I make this observation after attending and speaking at another remarkable “Veg Fest,” this one in Ottawa. Thousands of people attended; I was able to speak with dozens of them personally; and I was reminded yet again that individuals who advocate for animals–to whatever extent and in whatever form–generally exhibit a kind of humble empathy that, were it only manifested in the political sphere, would make the world a more harmonious and thoughtful place for all living beings. Again, I’m not suggesting that conservatives aren’t compassionate. It’s just that their defining icons–Rush Limbaugh, Rick Santorum, Glenn Beck–aren’t exactly what I’d call paragons of that virtue.
Sadly, though, despite the ideological compatability between progressive politics and animal right advocates, the former is about as interested in the latter as are Rush, Rick, and Glenn. Liberals’ unthinking–and sometimes thinking– decision to evade this potentially empowering relationship is especially unfortunate because the foundation of progressive liberalism has never been in more desperate need of repair. Fact is, it’s crumbling.

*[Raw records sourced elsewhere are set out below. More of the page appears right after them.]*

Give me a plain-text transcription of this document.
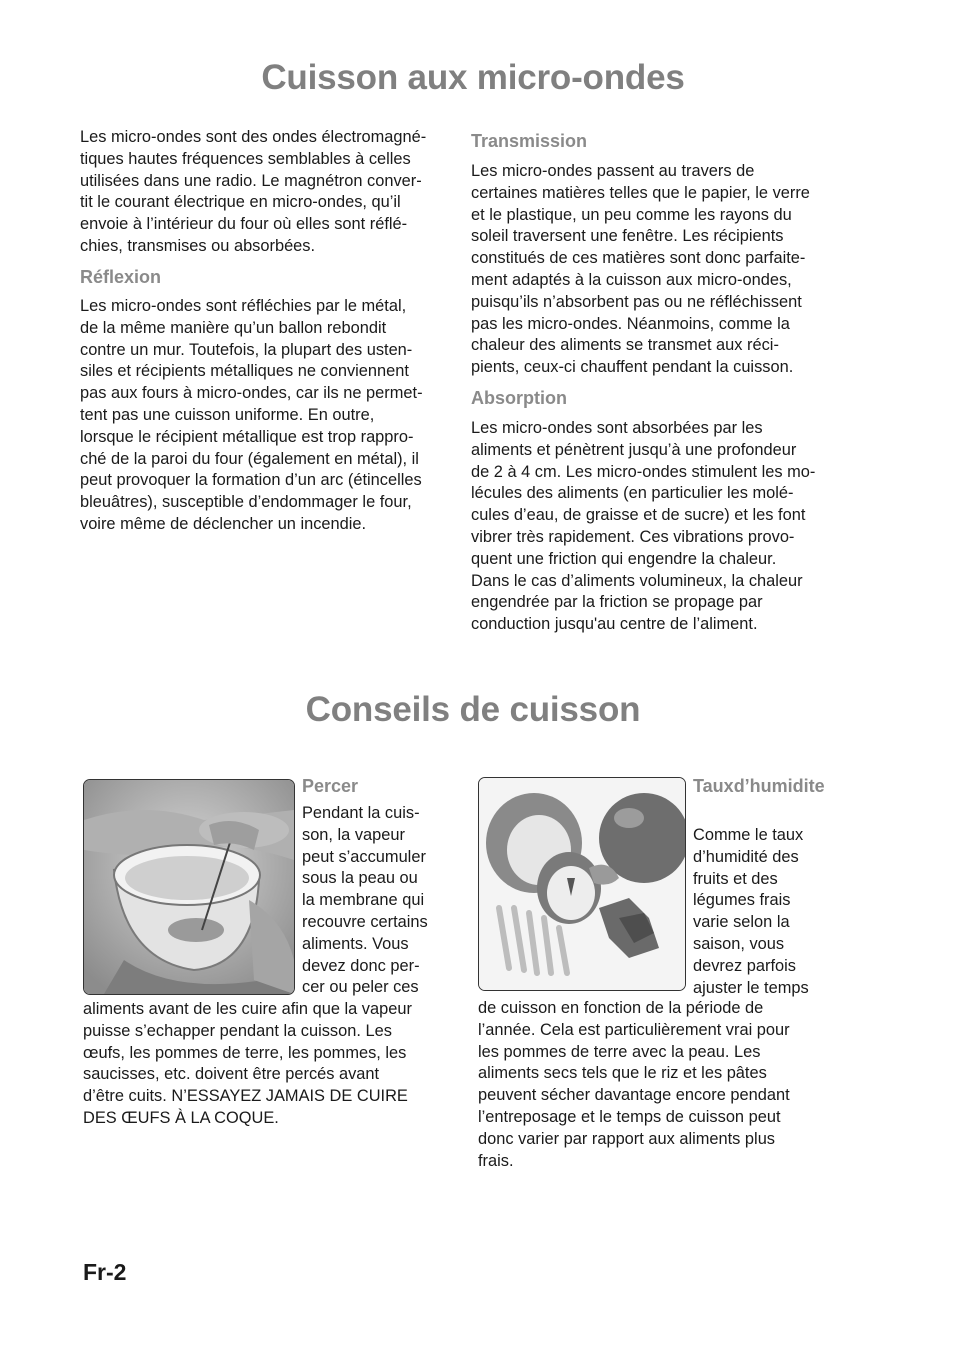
Cuisson aux micro-ondes

Les micro-ondes sont des ondes électromagné-
tiques hautes fréquences semblables à celles
utilisées dans une radio. Le magnétron conver-
tit le courant électrique en micro-ondes, qu’il
envoie à l’intérieur du four où elles sont réflé-
chies, transmises ou absorbées.

Réflexion

Les micro-ondes sont réfléchies par le métal,
de la même manière qu’un ballon rebondit
contre un mur. Toutefois, la plupart des usten-
siles et récipients métalliques ne conviennent
pas aux fours à micro-ondes, car ils ne permet-
tent pas une cuisson uniforme. En outre,
lorsque le récipient métallique est trop rappro-
ché de la paroi du four (également en métal), il
peut provoquer la formation d’un arc (étincelles
bleuâtres), susceptible d’endommager le four,
voire même de déclencher un incendie.

Transmission

Les micro-ondes passent au travers de
certaines matières telles que le papier, le verre
et le plastique, un peu comme les rayons du
soleil traversent une fenêtre. Les récipients
constitués de ces matières sont donc parfaite-
ment adaptés à la cuisson aux micro-ondes,
puisqu’ils n’absorbent pas ou ne réfléchissent
pas les micro-ondes. Néanmoins, comme la
chaleur des aliments se transmet aux réci-
pients, ceux-ci chauffent pendant la cuisson.

Absorption

Les micro-ondes sont absorbées par les
aliments et pénètrent jusqu’à une profondeur
de 2 à 4 cm. Les micro-ondes stimulent les mo-
lécules des aliments (en particulier les molé-
cules d’eau, de graisse et de sucre) et les font
vibrer très rapidement. Ces vibrations provo-
quent une friction qui engendre la chaleur.
Dans le cas d’aliments volumineux, la chaleur
engendrée par la friction se propage par
conduction jusqu'au centre de l’aliment.

Conseils de cuisson
Percer

Pendant la cuis-
son, la vapeur
peut s’accumuler
sous la peau ou
la membrane qui
recouvre certains
aliments. Vous
devez donc per-
cer ou peler ces

aliments avant de les cuire afin que la vapeur
puisse s’echapper pendant la cuisson. Les
œufs, les pommes de terre, les pommes, les
saucisses, etc. doivent être percés avant
d’être cuits. N’ESSAYEZ JAMAIS DE CUIRE
DES ŒUFS À LA COQUE.

Tauxd’humidite

Comme le taux
d’humidité des
fruits et des
légumes frais
varie selon la
saison, vous
devrez parfois
ajuster le temps

de cuisson en fonction de la période de
l’année. Cela est particulièrement vrai pour
les pommes de terre avec la peau. Les
aliments secs tels que le riz et les pâtes
peuvent sécher davantage encore pendant
l’entreposage et le temps de cuisson peut
donc varier par rapport aux aliments plus
frais.

Fr-2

Cowed by the electorate’s alarming dodge toward some mythical notion of rugged individualism, small government, and Tea Party fanaticism, not to mention a range of other red state shibboleths, progressives in the United States are gradually shortchanging their liberal core to appease wavering centrists. An infusion of traditional liberalism is desperately needed. Conveniently, the animal rights version of these values is potent, alive, and undiluted by two decades of toxic political compromise. Our message has never been better honed and it’s ready to go primetime. It is certainly more attuned to liberalism’s ideals than the motivating mission of locavores, who strike me–with their exclusionary and libertarian-ish rhtetoric–as being far more at home on the political right than the left.
If the bricks of liberalism would benefit from the fresh mortar of animal rights, animal rights advocates would do well to bind themselves to those bricks with tenacity. People who fight for the rights of animals must also fight, in the spirit of progressive liberalism, for the human right to fair wages, universal health care, freedom from oppression, gender equality, gay marriage, racial equity, and a fair tax code, for starters. These concrete political goals are not only inseparable from the motivating values integral to animal rights, they’re the very goals liberals stand to relinquish if we fail to shore up the stressed foundation of progressive politics.
Merging animal rights with other justice-oriented causes, if only nominally at first, integrates the cause of animals into a much larger, much more public discussion. Whether liberals, who I imagine are just as addicted to animal products as conservatives, will accept this potential merging of interests is the key question. It’s for this reason that vegans–who I think it’s fair to say tend to be liberals– mustn’t fail to note that fighting animal injustice is a remarkably powerful qualification for fighting human injustice.
More to the point, as animal rights ideas inch closer and closer to the mainstream, liberals face the risk of being exposed for espousing a basic way of life–omnivorism–that reifies abuse, hierarchy, intolerance, and arbitrary dominion over those most in need of our cooperation and compassion. They risk, in other words, being exposed as violators not only of animal rights, but of their own deeply held values. Vegans, in this sense, can save liberalism from consuming itself.